Si vous avez envie de voir, sur fond d’Aïda jouée sur un Bösendorfer, un documentaire sur le Caire, ses échoppes, ses chats errants, ses paraboles, ses chauffeurs de taxi et leur perpétuel clackson, ses avions bruyants, ses tunnels éprouvants et ses souks à touristes, avec en prime d’interminables interviews de qualité très inégale, ce film vous ravira. Mais que d’images approximatives, et surtout quelle faiblesse historique, quel dommage de ne pas avoir fait appel à un historien d’Aïda et à un égyptologue pourtant bien faciles à trouver : là, la « vraie-fausse » histoire d’Aïda aurait pris tout son sens, plutôt que ce fatras inorganisé.
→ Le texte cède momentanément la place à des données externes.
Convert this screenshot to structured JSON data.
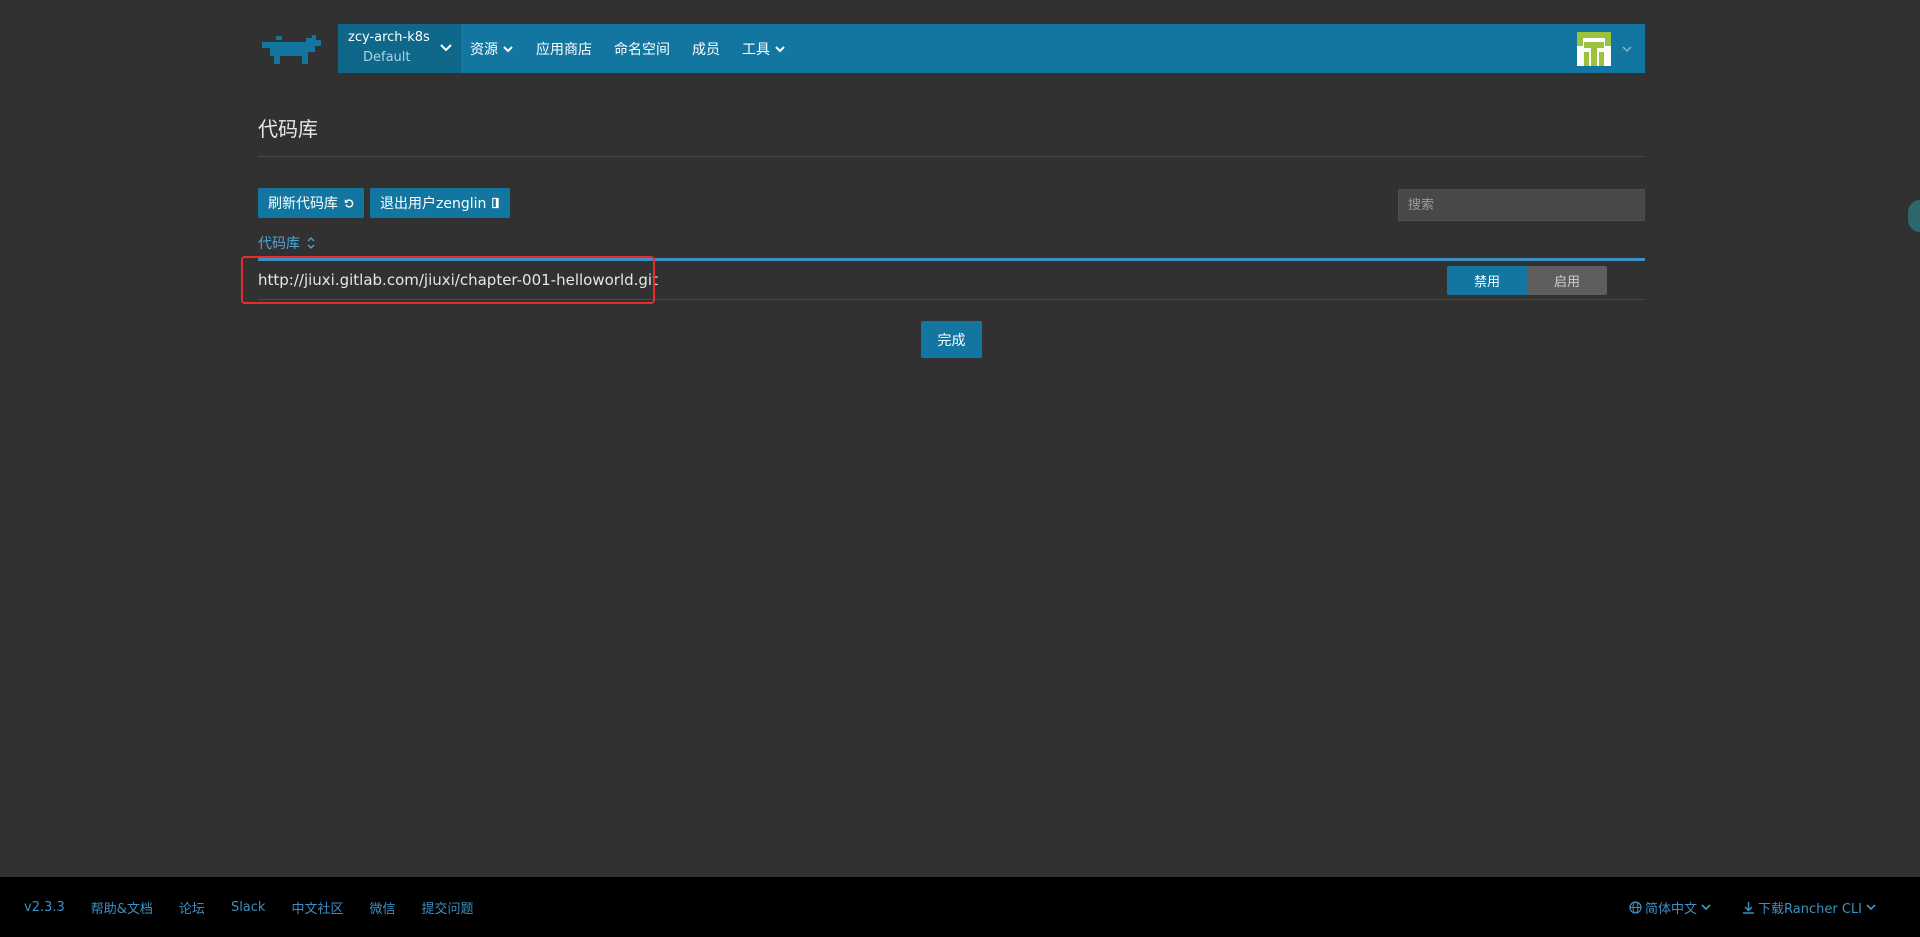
{
  "header": {
    "cluster_name": "zcy-arch-k8s",
    "project_name": "Default",
    "nav": [
      {
        "label": "资源",
        "has_dropdown": true
      },
      {
        "label": "应用商店",
        "has_dropdown": false
      },
      {
        "label": "命名空间",
        "has_dropdown": false
      },
      {
        "label": "成员",
        "has_dropdown": false
      },
      {
        "label": "工具",
        "has_dropdown": true
      }
    ],
    "brand_color": "#1276a0"
  },
  "page": {
    "title": "代码库",
    "refresh_button": "刷新代码库",
    "logout_button": "退出用户zenglin",
    "search_placeholder": "搜索",
    "column_header": "代码库",
    "repositories": [
      {
        "url": "http://jiuxi.gitlab.com/jiuxi/chapter-001-helloworld.git",
        "disable_label": "禁用",
        "enable_label": "启用",
        "state": "disabled"
      }
    ],
    "done_button": "完成"
  },
  "footer": {
    "version": "v2.3.3",
    "links": [
      "帮助&文档",
      "论坛",
      "Slack",
      "中文社区",
      "微信",
      "提交问题"
    ],
    "language": "简体中文",
    "download_cli": "下载Rancher CLI"
  },
  "colors": {
    "background": "#313131",
    "accent": "#1276a0",
    "link": "#3d8fc2",
    "highlight": "#e52d2d"
  }
}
Pourtant, si on a le courage de le visionner en entier, on trouve dans ce film quelques grands moments. On craque littéralement à écouter Chafik Chamass, fondateur et directeur de la revue « Aujourd’hui l’Égypte » et grand humaniste qui, dans un français plein de poésie comme on n’en parle plus de nos jours, évoque – entrecoupé par un montage anarchique – toutes les facettes d’Aïda. Et quand on lui dit « on a déjà donné Aïda l’an dernier », il répond : « on peut continuer à écouter Aïda tous les jours »…
Autre moment de grande émotion, l’évocation par le ténor Hassan Kamy, témoin de l’incendie de l’opéra du Caire par une triste journée de 1971, du sauvetage de quelques partitions et de l’attente pendant 5 heures de l’arrivée des pompiers… Ce théâtre tout de bois fait pour durer le temps de l’inauguration du canal de Suez, est ainsi parti en fumée dans l’indifférence quasi générale. Mais rien n’est dit de la perte de tous les manuscrits qui y étaient conservés, notamment concernant Aïda. Et seuls quelques documents sont montrés quelques furtives secondes, alors qu’un petit musée ouvert en 2005 dans le foyer du nouveau Centre culturel-opéra (1988) les regroupe.
Enfin, les liens entre Aïda et la musique arabe sont bien vus par Fathy Salama, compositeur-arrangeur. Mais si l’évocation d’un métissage des musiques est intéressante, on est quand même loin de « Mozart l’Égyptien »… On vous dit même qu’Aïda n’a jamais été traduit en arabe, car il faudrait une véritable œuvre de réécriture mettant chaque syllabe sur chaque note, alors que chacun sait qu’au moins des extraits en sont chantés dans le célèbre film éponyme avec Oulm Kalsoum.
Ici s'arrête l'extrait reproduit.